We place the value in the left-hand side of the equation $\cos 2y=1+2\cos 2x$.
$\cos 2y=\dfrac{1-{{\tan }^{2}}y}{1+{{\tan }^{2}}y}=\dfrac{1-\dfrac{{{\tan }^{2}}x-1}{2}}{1+\dfrac{{{\tan }^{2}}x-1}{2}}$.
We need to solve the equation now to find the form of $\cos 2y=1+2\cos 2x$.
We first multiply both denominator and numerator with 2.
$\cos 2y=\dfrac{1-\dfrac{{{\tan }^{2}}x-1}{2}}{1+\dfrac{{{\tan }^{2}}x-1}{2}}=\dfrac{2-\left( {{\tan }^{2}}x-1 \right)}{2+\left( {{\tan }^{2}}x-1 \right)}=\dfrac{3-{{\tan }^{2}}x}{{{\tan }^{2}}x+1}$
Now we take out a constant 1 from the equation.
$\cos 2y=\dfrac{3-{{\tan }^{2}}x}{{{\tan }^{2}}x+1}=\dfrac{{{\tan }^{2}}x+1+2-2{{\tan }^{2}}x}{{{\tan }^{2}}x+1}$
We break it into two parts and use the theorem $\cos 2x=\dfrac{1-{{\tan }^{2}}x}{1+{{\tan }^{2}}x}$.

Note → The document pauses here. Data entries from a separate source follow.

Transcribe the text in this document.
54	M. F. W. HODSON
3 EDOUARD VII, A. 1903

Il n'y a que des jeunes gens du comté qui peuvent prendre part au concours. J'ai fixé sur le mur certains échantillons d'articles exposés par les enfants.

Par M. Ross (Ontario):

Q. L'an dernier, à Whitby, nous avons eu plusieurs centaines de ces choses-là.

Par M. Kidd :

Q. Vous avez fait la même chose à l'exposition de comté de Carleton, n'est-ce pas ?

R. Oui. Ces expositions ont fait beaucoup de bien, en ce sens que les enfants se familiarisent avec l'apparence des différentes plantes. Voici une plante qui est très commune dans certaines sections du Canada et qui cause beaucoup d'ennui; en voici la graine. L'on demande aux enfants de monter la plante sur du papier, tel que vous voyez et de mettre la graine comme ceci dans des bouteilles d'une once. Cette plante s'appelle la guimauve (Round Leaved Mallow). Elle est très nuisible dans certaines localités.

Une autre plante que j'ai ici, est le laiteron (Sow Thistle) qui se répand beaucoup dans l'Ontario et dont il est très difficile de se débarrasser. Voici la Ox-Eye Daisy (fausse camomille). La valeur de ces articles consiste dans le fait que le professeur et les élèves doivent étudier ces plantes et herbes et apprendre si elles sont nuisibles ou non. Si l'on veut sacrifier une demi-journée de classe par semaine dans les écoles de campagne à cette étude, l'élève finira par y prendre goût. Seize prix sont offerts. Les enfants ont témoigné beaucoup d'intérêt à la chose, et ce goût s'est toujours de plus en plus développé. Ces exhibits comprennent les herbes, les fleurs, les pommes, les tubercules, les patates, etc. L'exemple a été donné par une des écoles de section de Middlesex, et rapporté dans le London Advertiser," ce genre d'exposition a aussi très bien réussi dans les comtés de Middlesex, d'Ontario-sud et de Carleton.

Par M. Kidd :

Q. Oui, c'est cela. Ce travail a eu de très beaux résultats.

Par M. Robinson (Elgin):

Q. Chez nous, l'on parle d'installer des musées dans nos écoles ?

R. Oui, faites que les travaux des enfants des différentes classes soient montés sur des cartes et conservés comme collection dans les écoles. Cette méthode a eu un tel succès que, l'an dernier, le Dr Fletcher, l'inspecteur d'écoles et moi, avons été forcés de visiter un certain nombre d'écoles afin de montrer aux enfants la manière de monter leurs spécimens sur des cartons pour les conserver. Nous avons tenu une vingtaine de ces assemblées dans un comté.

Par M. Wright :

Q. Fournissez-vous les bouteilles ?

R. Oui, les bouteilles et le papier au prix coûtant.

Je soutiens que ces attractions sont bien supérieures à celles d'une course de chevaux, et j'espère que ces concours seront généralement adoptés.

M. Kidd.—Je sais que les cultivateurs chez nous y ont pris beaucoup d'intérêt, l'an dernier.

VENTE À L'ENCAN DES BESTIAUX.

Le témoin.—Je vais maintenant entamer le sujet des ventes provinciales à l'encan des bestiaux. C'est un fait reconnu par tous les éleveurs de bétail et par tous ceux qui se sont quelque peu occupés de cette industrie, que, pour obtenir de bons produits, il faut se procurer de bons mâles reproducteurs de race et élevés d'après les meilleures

$\cos 2y=\dfrac{{{\tan }^{2}}x+1+2-2{{\tan }^{2}}x}{{{\tan }^{2}}x+1}=\dfrac{{{\tan }^{2}}x+1}{{{\tan }^{2}}x+1}+\dfrac{2\left( 1-{{\tan }^{2}}x \right)}{1+{{\tan }^{2}}x}=1+2\cos 2x$.
Thus proved.

Note: We also can find the derived form of both sides of the to prove statement $\cos 2y=1+2\cos 2x$. We have already got $\cos 2y=\dfrac{3-{{\tan }^{2}}x}{{{\tan }^{2}}x+1}$. Now we try to form the same value for the equation $1+2\cos 2x$ where
$\begin{align}
  & 1+2\cos 2x \\
 & =1+\dfrac{2\left( 1-{{\tan }^{2}}x \right)}{1-{{\tan }^{2}}x} \\
 & =\dfrac{{{\tan }^{2}}x+1+2-2{{\tan }^{2}}x}{{{\tan }^{2}}x+1} \\
 & =\dfrac{3-{{\tan }^{2}}x}{{{\tan }^{2}}x+1} \\
\end{align}$
So, both R.H.S and L.H.S match and the statement is proved.